For the past years, I gained so many strength thanks to sport! It developed a competitive spirit and a want to succeed. If I fail, it doesn’t matter, I start over until I get there. And the day I do, I’m the happiest girl in the world!
This is the most relevant therapy I could ever find. So much better than a psychologist, I swear! Or it’s depends on your personal taste…
My Blog Is Also A Kind Of Therapy
Writing all your thoughts down is a way to escape. I had to juggle between the medical and the blogger things. Not that easy, as you might don’t know, to juggle between the brain injury life and the normal person-like one.
I have a
huge complexe and don’t assume at all these invisible disabilities. This why I like to post on Instagram, it makes me feel I am so like you! I’m finally figuring out that some blogs has been created after a huge passion for fashion and were visually very alike.
So yes: I love fashion, I love beauty. And actually, I’m loving even more beauty than fashion. Beauty is SO general, there is makeup, skin care, haire care… All of these are so important for me because I remember how ugly I felt being hair-shaved and a whole on my box head. No long blonde princess-like hair anymore, dull complexion, kind of forgot what a red lippie looked like (…). Such superficial issues, I know, but it’s crucial to feel like a beautiful women.
I also want to share and explain these things that, I hope, can make you understand how difficult it is to start all over again a life because of a mugging.

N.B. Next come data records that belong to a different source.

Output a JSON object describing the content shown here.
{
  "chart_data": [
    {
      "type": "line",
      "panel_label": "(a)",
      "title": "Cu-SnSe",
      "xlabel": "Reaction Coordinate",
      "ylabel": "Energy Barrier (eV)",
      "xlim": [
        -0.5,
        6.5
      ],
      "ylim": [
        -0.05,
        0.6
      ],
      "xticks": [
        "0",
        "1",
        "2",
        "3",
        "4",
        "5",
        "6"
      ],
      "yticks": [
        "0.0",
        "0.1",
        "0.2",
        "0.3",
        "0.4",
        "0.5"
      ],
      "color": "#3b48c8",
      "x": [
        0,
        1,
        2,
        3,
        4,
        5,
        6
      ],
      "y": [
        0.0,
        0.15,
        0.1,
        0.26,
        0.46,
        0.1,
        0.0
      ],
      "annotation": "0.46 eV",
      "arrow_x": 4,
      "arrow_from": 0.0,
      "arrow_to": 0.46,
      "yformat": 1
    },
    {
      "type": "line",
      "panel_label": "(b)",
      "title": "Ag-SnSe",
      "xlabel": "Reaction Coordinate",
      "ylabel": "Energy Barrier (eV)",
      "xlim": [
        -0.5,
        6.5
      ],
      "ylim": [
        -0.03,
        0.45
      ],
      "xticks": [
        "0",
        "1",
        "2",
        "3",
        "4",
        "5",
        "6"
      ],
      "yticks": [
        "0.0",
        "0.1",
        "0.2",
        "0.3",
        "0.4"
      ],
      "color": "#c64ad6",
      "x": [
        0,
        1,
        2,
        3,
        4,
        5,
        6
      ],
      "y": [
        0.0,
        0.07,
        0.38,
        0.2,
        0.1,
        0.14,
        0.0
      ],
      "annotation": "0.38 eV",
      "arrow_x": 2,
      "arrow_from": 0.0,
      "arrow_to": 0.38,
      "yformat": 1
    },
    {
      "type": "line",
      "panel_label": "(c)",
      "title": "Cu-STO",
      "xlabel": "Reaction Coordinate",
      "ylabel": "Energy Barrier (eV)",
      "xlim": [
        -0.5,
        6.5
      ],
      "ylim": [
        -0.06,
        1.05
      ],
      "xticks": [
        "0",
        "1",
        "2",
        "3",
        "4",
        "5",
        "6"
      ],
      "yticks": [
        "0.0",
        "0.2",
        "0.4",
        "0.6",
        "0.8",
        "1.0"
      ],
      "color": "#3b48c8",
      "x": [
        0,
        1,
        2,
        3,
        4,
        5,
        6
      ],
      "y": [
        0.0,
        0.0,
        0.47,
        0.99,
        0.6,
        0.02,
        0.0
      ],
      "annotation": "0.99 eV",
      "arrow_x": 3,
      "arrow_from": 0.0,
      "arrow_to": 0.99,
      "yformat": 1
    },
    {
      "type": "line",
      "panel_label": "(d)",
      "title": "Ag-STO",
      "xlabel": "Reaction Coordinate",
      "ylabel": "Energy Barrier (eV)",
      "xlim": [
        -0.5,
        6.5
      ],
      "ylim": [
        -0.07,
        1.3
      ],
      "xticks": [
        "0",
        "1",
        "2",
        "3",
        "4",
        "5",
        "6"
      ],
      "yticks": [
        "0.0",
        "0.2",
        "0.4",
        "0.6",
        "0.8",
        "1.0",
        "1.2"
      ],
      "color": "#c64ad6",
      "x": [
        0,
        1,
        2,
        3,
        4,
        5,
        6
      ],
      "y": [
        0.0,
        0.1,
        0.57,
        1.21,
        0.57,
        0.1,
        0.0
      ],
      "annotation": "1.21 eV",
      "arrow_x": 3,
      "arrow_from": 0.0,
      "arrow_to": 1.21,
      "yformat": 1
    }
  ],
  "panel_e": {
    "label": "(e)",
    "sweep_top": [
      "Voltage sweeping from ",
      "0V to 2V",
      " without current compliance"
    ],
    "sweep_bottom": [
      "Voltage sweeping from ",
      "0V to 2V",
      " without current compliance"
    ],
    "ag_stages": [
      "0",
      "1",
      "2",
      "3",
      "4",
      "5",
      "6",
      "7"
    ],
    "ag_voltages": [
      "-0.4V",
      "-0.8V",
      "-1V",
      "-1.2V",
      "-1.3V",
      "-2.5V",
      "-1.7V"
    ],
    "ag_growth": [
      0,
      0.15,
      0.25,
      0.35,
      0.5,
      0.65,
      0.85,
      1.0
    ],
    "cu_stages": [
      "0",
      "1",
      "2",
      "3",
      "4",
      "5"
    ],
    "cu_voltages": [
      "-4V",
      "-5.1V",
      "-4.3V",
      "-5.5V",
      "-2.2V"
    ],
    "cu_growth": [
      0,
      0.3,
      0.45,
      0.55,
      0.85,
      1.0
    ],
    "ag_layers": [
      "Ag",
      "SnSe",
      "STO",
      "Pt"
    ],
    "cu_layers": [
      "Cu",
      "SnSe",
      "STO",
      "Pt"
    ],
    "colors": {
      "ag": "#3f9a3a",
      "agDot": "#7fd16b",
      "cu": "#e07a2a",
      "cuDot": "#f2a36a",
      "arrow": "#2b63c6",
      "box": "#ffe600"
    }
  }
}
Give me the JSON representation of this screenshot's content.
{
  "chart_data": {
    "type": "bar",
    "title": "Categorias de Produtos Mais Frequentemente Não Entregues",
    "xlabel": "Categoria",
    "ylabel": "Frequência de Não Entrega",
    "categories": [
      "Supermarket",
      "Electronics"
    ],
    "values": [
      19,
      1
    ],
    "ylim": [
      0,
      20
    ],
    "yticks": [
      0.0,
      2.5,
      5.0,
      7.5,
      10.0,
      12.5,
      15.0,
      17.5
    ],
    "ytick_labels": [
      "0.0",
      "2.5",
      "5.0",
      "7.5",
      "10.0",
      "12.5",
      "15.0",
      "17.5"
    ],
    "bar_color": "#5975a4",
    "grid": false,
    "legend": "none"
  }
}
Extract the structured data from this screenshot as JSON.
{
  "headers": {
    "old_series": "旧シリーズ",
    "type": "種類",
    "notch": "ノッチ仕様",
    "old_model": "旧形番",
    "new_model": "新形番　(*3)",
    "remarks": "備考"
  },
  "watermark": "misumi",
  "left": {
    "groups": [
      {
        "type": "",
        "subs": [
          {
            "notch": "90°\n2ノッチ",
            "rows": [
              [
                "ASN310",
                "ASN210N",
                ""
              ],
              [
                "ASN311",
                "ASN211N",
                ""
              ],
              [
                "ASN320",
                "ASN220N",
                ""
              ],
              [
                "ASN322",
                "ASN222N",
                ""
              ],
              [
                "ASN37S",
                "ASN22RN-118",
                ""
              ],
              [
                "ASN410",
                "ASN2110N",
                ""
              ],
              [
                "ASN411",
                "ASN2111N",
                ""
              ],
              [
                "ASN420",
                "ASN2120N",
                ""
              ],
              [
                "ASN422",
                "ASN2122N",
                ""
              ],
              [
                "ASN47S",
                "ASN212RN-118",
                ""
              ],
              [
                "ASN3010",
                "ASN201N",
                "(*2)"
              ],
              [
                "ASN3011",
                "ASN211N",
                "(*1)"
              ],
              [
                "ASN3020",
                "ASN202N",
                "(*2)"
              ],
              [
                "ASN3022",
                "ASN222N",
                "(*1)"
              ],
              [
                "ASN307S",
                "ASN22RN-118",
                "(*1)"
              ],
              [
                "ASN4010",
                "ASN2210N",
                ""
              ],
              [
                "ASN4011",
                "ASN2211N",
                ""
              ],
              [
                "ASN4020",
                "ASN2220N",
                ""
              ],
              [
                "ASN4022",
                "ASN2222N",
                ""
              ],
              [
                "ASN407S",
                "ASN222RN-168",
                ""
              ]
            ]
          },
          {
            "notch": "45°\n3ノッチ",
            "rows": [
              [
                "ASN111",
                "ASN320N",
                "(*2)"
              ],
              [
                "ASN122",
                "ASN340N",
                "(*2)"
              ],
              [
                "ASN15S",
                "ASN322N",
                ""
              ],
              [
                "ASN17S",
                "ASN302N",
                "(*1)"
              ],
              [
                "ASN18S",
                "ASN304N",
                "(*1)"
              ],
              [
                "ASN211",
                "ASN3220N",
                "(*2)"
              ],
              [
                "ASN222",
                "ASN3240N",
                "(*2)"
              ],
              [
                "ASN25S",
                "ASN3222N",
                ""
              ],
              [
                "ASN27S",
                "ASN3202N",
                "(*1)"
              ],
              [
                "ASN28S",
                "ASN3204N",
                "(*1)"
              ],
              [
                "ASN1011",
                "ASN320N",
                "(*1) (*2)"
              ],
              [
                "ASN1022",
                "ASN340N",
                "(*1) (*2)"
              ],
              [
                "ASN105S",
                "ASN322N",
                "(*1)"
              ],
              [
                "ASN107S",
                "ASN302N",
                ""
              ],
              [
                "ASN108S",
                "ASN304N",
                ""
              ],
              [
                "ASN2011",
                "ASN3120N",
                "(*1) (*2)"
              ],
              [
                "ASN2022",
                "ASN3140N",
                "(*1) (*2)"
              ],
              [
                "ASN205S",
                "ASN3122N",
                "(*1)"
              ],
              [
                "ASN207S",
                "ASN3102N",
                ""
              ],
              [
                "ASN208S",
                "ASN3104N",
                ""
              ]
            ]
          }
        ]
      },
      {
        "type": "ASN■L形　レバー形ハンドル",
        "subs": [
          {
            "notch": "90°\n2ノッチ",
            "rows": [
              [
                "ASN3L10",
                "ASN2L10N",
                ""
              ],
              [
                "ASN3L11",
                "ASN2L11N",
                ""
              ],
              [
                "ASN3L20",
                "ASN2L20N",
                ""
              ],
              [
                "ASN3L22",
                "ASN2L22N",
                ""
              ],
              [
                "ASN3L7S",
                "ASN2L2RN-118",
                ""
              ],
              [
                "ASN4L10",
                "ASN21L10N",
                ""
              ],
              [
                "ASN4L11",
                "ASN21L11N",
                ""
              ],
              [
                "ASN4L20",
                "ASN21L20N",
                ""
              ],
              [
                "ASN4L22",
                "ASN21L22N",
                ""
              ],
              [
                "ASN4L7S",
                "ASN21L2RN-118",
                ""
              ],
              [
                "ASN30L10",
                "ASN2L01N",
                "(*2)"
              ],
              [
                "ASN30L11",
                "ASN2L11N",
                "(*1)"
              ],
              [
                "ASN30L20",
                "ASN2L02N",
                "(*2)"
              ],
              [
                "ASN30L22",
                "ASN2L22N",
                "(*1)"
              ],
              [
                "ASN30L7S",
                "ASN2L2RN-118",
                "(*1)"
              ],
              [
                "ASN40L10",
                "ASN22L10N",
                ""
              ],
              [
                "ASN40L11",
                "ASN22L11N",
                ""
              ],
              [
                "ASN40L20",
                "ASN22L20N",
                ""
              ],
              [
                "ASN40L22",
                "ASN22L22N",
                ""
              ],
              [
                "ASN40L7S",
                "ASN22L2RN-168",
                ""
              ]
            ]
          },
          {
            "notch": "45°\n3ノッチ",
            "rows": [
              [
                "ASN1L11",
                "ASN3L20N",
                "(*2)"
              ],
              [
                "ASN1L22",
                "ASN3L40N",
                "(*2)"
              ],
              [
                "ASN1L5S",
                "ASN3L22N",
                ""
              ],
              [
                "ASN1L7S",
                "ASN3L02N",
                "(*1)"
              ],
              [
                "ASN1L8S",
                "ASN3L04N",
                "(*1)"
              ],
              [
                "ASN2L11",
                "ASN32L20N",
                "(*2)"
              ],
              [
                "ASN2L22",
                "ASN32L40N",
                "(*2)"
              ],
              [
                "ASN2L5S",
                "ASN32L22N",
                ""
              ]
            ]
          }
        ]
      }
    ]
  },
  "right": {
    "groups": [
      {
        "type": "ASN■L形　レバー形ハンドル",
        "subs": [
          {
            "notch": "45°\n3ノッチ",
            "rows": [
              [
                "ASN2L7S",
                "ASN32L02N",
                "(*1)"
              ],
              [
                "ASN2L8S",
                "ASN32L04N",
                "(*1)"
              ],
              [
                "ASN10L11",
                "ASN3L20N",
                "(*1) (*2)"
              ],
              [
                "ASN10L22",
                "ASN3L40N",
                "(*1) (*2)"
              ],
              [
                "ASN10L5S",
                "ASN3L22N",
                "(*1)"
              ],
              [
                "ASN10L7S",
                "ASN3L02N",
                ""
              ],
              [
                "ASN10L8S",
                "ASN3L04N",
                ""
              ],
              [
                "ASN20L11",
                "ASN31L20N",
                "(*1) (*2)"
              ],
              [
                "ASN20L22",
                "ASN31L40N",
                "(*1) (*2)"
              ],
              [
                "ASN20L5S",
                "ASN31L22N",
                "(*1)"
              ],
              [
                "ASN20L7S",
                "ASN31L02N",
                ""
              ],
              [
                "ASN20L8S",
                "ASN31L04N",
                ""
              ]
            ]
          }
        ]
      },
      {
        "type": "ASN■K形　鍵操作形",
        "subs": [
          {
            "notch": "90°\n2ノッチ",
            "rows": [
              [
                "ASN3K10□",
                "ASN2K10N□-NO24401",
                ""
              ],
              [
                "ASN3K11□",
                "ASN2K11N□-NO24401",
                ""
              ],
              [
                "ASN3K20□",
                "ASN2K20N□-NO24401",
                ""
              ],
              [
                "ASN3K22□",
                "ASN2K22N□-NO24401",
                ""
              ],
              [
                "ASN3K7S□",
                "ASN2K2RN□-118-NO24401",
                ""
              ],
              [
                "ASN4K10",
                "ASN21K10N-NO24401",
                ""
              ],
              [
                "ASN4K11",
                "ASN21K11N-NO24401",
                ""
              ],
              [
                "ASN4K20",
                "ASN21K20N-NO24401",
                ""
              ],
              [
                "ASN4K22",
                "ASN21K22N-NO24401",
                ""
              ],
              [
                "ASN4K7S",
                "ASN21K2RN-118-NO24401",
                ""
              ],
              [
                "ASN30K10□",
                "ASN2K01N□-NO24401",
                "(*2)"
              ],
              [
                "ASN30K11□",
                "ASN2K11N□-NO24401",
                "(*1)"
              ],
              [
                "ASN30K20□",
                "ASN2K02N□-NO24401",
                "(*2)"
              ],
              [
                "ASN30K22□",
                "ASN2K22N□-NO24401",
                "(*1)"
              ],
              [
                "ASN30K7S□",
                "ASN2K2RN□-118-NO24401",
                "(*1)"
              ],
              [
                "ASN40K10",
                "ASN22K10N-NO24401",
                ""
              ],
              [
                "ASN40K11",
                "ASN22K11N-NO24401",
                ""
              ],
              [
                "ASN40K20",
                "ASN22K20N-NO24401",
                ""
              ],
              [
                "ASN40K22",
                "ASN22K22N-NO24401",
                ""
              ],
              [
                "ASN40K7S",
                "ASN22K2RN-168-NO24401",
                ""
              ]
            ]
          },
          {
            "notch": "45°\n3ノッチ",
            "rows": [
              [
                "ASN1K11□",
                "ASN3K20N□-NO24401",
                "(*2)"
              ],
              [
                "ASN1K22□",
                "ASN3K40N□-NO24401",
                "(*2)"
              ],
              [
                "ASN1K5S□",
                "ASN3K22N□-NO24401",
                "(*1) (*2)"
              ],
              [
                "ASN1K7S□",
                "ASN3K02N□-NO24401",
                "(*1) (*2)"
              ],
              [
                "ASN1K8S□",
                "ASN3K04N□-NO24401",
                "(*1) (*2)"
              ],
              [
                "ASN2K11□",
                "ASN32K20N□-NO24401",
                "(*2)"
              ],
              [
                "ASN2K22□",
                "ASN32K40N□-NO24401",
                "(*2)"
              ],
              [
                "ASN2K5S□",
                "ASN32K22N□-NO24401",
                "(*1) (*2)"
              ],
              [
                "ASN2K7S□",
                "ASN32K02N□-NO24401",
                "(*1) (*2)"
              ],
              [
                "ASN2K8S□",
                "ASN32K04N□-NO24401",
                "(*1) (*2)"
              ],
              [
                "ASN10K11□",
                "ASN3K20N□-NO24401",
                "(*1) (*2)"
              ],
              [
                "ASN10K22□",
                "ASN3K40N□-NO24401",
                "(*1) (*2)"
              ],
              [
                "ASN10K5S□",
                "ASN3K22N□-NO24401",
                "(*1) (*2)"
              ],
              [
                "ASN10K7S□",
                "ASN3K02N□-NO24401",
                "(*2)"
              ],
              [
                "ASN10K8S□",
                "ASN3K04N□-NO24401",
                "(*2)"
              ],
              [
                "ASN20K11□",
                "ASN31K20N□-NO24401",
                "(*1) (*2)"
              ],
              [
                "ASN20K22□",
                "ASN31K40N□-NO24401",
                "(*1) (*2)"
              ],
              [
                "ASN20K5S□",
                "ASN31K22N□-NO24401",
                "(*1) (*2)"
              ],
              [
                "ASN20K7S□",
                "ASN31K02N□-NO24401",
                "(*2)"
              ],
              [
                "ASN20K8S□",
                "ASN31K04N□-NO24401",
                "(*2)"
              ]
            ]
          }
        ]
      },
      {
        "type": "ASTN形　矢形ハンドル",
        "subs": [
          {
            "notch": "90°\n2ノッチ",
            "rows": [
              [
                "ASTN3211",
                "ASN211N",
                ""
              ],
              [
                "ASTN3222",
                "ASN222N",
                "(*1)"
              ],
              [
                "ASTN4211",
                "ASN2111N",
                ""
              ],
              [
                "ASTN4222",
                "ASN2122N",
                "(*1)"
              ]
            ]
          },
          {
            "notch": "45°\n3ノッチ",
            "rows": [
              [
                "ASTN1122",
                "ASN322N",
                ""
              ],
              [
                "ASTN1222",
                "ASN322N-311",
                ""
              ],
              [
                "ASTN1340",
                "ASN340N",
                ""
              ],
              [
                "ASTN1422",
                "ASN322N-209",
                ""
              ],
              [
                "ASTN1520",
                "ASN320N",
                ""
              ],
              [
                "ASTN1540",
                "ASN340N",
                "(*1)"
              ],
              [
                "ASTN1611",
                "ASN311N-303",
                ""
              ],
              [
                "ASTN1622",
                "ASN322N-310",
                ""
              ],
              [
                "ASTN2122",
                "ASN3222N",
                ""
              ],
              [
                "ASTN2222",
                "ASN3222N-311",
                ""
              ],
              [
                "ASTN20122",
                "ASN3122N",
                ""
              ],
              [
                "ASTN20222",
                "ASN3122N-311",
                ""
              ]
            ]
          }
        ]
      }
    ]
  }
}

Even harder when you have to start knowing that you have a several handicaps, you’re not on the same capacity’s level than anyone else.
This Is My Difference
The blog competition is huge, I understood that you have to develop and maintain your very own and unique difference to stand out of the crowd. And above all, being sincere, true and accept our flaws. This is what I’m doing because I want to share my life, what a blog is originally made for, and how I am struggling and succeeding
I have a very big and kind heart (maybe too much?), so soft as you could take a nap on it. A very sensitive person, crying when I crush an ant. Flesh, blood and plastic (to replace the head box), an almost super hero girl! I’m tired of people that can’t get it and explain all over and over again! Although, I can understand that as I don’t have any physical damages… Does it means we have to be physically damaged to hear our voice…?!
I really wish you fearlessly get/got what I’m trying to tell you.
I manage to do many things like you, I just need more time, and life goes on! Remember to be happy, find the greatest in the worst, trust in yourself. I do believe that one day your dreams come true.
Now, I’m done and I feel so much better to talk about my life of brain injury girl!